For efficient extraction of simple fields, the example uses struct casting with unnest:

# Define schema for structured extraction
word_schema = fc.StructType([
    fc.StructField("word", fc.StringType),
    fc.StructField("speaker", fc.StringType),
    fc.StructField("start", fc.FloatType),
    fc.StructField("end", fc.FloatType),
    fc.StructField("probability", fc.FloatType)
])

# Cast and unnest to extract all fields automatically
words_df.select(
    fc.col("word_data").cast(word_schema).alias("word_struct")
).unnest("word_struct")

Benefits:

More efficient than multiple JQ queries
Automatic type handling through schema
Single operation extracts all fields
Better performance for simple field extraction

JQ Queries (Best for Complex Operations)

Complex array operations still use JQ for maximum power:

# Nested array traversal with variable binding
'.segments[] as $seg | $seg.words[] | {...}'

# Array length calculation
'.words | length'

# Array aggregation for averages
'[.words[].probability] | add / length'

# Object construction with mixed data levels
'{word: .word, segment_start: $seg.start, ...}'

When to Use JQ:

Array aggregations (length, add / length)
Complex transformations
Variable binding and nested operations
Mathematical operations within queries

Running the Example

Prerequisites

Set your OpenAI API key:

bash export OPENAI_API_KEY="your-api-key-here"
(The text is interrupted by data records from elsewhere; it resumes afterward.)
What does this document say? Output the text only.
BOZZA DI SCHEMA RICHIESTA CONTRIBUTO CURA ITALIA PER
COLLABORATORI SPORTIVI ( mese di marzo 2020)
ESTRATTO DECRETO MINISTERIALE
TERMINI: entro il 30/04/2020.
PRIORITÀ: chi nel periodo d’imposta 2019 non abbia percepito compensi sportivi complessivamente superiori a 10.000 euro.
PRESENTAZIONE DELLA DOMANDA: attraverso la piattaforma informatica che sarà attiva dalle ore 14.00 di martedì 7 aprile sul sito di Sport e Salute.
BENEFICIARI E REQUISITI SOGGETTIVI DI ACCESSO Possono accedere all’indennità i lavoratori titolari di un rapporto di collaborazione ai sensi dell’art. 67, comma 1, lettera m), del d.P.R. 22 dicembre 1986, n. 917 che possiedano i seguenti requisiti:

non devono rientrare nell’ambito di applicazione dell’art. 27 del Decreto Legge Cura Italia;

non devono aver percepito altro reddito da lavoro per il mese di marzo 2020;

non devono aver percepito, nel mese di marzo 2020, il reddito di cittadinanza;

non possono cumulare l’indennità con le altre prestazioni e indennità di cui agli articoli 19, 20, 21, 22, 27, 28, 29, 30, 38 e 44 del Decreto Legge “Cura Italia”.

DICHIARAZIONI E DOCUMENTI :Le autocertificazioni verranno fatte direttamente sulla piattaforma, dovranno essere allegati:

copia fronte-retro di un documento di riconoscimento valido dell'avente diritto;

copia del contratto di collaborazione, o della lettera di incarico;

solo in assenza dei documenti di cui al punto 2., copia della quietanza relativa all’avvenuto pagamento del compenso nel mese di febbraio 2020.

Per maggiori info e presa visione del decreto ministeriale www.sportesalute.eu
Ensure you have the whisper-transcript.json file in the same directory

Execute

python json_processing.py

Expected Output

The script will display:

Raw JSON data loading and casting
Word-level extraction (showing ~4000+ individual words)
Segment-level analysis (showing conversation segments)
Speaker summary analytics (showing 2 speakers with statistics)
Comprehensive pipeline summary

Technical Highlights

JSON Type System

Demonstrates proper JSON type casting from strings
Shows how to work with Fenic's JsonType for complex operations

JQ Query Complexity

Simple field extraction: .field
Nested traversal: .segments[].words[]
Variable binding: .segments[] as $seg
Array operations: length, add / length
Object construction with mixed data sources

Hybrid Processing Pattern

JSON extraction for granular data access
DataFrame aggregations for analytical operations
Type conversion between JSON and DataFrame types
Calculated fields using both JSON and DataFrame operations

Learning Outcomes

After studying this example, you'll understand:

How to load and cast JSON data in Fenic
Struct casting + unnest for efficient field extraction
Complex JQ queries for advanced data manipulation
When to choose struct casting vs JQ for different use cases
Array processing and aggregation within JSON
Type conversion between JSON and DataFrame types
Hybrid workflows combining multiple extraction approaches
Performance optimization for JSON processing pipelines
Real-world data processing patterns for audio/transcript analysis

This example serves as a comprehensive reference for JSON processing in Fenic, showcasing both the power of JQ integration and the seamless bridge to traditional DataFrame analytics.